Navarette stressed the Philippines has yet to achieve three significant milestones ― “a critical mass of significant exits, category leaders at a global or even regional scale, and sustained profitable growth or at least sustainable monetisation.”

“The government and the private sector need to understand that digital startups are not the same as micro- small- and medium enterprises (MSMEs), and putting them in this classification misses the unique role of digital startups as innovation drivers, and not just small businesses,” she said.

“We need simpler processes for startups to deal with the bureaucracy ― registration and de-registration with the Securities and Exchange Commission (SEC) for example; or securing permits from the local government units (LGUs) as well as with SSS, BIR, etc. The startup community appreciates all the work done by the various public and private sector organisations working with the National Competitiveness Council (NCC), especially with respect to the ease of doing business. The simplification of business registration announced by the DTI in June 2015 is a good start; and we look forward to more improvements to get the Philippines to world class,” Navarrete said.

Eustaquio, however, believes that local crowdfunding could offer a lot of opportunity in the startup community for 2016. Yet she and Maity both shared the same sentiment that startups should not fall into the pit of raising money and not really building good products.

“We need to encourage the startups to go beyond the hype phase and look at their business as something that is suppose to feed them and generate value for their users, not just an idea to pedal around to VCs and friends, hoping for some magic exit,” Maity said. “We need the numbers, all activity that helps generate more numbers of startup is great to have, both encouraging local startups and inviting new ones coming from outside the country to tap its potentials.”

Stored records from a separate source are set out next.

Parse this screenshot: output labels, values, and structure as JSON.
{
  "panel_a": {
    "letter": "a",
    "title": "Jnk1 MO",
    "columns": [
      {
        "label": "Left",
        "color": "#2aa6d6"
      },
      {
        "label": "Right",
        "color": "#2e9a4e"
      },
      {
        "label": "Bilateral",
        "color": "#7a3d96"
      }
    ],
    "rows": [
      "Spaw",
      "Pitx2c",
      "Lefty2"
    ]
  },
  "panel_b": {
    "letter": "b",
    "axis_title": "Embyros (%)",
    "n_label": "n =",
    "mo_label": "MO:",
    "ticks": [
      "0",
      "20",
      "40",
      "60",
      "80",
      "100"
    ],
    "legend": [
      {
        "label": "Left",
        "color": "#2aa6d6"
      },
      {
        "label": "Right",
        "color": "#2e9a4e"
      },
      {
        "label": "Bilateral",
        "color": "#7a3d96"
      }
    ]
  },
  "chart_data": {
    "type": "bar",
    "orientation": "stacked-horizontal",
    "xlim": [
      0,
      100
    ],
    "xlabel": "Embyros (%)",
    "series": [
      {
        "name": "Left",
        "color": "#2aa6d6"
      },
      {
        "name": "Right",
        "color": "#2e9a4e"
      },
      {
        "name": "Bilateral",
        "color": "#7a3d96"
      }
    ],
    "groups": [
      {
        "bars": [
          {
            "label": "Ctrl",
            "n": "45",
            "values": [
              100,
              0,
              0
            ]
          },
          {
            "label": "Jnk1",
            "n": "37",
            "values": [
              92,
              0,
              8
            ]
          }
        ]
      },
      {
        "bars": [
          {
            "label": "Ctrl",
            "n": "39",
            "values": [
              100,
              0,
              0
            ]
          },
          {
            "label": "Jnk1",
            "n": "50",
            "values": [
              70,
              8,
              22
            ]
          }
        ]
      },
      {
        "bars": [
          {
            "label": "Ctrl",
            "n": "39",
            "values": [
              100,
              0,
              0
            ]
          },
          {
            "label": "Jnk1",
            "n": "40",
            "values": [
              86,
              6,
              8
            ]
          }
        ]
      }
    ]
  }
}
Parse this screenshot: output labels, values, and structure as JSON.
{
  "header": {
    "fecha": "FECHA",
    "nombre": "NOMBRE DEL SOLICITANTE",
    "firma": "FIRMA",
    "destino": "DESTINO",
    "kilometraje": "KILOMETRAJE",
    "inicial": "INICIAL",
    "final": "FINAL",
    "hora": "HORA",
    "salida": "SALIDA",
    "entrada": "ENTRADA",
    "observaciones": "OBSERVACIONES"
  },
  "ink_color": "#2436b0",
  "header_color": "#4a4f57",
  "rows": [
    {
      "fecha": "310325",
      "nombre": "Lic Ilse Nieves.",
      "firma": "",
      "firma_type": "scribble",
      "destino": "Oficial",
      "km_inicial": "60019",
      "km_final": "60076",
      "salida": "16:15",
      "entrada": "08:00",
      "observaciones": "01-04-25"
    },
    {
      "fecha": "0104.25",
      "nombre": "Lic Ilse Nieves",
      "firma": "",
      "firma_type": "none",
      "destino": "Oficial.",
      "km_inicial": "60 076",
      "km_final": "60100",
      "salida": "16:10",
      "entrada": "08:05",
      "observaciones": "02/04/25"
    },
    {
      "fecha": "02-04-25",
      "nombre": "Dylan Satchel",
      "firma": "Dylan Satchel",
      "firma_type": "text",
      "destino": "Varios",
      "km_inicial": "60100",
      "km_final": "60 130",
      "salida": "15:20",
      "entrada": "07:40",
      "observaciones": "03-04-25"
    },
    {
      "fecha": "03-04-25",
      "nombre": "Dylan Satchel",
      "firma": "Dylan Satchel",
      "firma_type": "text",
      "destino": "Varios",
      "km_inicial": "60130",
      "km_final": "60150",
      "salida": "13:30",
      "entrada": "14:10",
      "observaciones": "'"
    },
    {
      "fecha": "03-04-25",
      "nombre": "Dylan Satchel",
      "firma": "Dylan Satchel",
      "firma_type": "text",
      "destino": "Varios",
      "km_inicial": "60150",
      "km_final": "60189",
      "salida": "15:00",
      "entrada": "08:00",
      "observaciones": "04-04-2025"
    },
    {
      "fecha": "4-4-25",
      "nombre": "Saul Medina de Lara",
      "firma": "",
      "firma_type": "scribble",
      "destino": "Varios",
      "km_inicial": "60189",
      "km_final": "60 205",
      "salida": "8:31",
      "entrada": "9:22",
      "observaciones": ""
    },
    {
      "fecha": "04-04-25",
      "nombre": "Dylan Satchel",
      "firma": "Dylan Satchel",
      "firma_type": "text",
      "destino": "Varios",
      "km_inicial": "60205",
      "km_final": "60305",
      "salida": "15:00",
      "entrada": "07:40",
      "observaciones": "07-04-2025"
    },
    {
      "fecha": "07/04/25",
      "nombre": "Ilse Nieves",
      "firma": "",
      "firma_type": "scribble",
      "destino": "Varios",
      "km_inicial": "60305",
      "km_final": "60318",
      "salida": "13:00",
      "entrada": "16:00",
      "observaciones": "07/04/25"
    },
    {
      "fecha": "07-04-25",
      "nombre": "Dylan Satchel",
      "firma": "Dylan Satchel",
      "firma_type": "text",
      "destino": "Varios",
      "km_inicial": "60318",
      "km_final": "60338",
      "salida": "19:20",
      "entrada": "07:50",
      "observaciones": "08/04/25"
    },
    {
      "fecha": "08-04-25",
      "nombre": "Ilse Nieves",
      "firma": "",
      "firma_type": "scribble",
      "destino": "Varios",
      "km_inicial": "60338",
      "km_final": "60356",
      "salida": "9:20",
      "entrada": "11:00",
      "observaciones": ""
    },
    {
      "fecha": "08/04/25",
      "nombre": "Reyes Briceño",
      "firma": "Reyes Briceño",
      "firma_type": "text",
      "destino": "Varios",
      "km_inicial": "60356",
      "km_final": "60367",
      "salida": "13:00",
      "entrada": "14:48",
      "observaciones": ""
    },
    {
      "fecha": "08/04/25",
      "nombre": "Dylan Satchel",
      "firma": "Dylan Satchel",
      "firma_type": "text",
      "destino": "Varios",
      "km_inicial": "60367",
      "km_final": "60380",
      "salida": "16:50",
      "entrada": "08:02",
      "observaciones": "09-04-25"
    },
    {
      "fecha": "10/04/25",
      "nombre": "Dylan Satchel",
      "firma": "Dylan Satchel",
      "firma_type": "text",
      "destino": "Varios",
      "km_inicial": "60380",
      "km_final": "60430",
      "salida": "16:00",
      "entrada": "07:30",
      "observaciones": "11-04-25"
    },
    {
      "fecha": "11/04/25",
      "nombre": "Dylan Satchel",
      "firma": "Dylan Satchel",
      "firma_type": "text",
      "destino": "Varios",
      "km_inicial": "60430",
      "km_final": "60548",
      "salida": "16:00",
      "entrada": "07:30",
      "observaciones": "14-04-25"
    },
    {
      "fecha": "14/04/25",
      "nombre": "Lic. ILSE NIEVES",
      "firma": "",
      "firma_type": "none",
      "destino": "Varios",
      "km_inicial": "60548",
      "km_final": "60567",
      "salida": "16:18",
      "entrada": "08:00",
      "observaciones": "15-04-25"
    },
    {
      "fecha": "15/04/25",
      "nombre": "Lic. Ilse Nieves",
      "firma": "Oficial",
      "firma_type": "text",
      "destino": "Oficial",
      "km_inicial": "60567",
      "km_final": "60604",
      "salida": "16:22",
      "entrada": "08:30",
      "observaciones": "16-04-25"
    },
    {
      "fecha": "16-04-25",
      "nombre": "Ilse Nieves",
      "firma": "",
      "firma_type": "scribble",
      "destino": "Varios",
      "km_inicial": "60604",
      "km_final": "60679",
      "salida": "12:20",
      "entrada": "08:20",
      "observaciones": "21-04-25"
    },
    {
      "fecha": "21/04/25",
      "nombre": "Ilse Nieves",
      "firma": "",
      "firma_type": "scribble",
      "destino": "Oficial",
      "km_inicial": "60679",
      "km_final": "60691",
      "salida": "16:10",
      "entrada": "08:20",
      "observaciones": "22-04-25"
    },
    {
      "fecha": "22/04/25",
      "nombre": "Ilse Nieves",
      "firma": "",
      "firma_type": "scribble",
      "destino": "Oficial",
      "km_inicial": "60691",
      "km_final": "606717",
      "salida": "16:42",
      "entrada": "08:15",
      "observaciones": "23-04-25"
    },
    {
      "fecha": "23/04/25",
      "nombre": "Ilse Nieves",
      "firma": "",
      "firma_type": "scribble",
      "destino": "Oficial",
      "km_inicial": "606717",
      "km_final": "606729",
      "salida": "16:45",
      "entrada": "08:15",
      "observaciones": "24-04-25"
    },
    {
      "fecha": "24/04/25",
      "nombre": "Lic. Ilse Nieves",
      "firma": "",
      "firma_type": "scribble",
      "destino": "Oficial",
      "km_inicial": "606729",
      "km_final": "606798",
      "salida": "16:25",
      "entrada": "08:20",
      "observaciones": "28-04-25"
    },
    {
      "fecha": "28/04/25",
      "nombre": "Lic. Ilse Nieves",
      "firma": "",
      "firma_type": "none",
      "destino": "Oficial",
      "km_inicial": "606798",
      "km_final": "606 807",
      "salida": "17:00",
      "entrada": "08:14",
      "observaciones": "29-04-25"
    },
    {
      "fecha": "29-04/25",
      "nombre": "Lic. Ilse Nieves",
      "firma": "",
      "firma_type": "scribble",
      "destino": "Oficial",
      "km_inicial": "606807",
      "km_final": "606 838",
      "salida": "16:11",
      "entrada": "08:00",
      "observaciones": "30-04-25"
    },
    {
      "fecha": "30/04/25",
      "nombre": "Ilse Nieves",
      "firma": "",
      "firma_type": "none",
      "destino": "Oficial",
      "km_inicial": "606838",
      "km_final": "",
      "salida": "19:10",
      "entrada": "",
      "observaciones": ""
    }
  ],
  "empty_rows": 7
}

Navarrete also stressed improving the scope of visa residency is a vital factor that could propel further the startup ecosystem.

“We need entry, exit, and visa, residency and permit policies that recognise that certain types of people are key startup ecosystem members – founders, investors, mentors, talent, media. These individuals should be welcomed into the country even if they might be more entrepreneurial, self-employed rather than institutionally-employed,” Navarrete said. “Today, our visa and residency processes are not well understood by foreigners, and there is a pervading belief that it is difficult for founders to set up and get permits to stay and work on their own business in the Philippines. And while the SIRV works well for larger investors, its requirements are too large for digital startups.”

Aside from improving policy coherence, Navarrete added there should be clarity around the investments negative list, easing up of restrictions on investments and capital, and tax systems that incentivise startups.

“The Competition Law that was passed in 2015 was a good start. We look forward to a more specific Startup Law in 2016,” she said.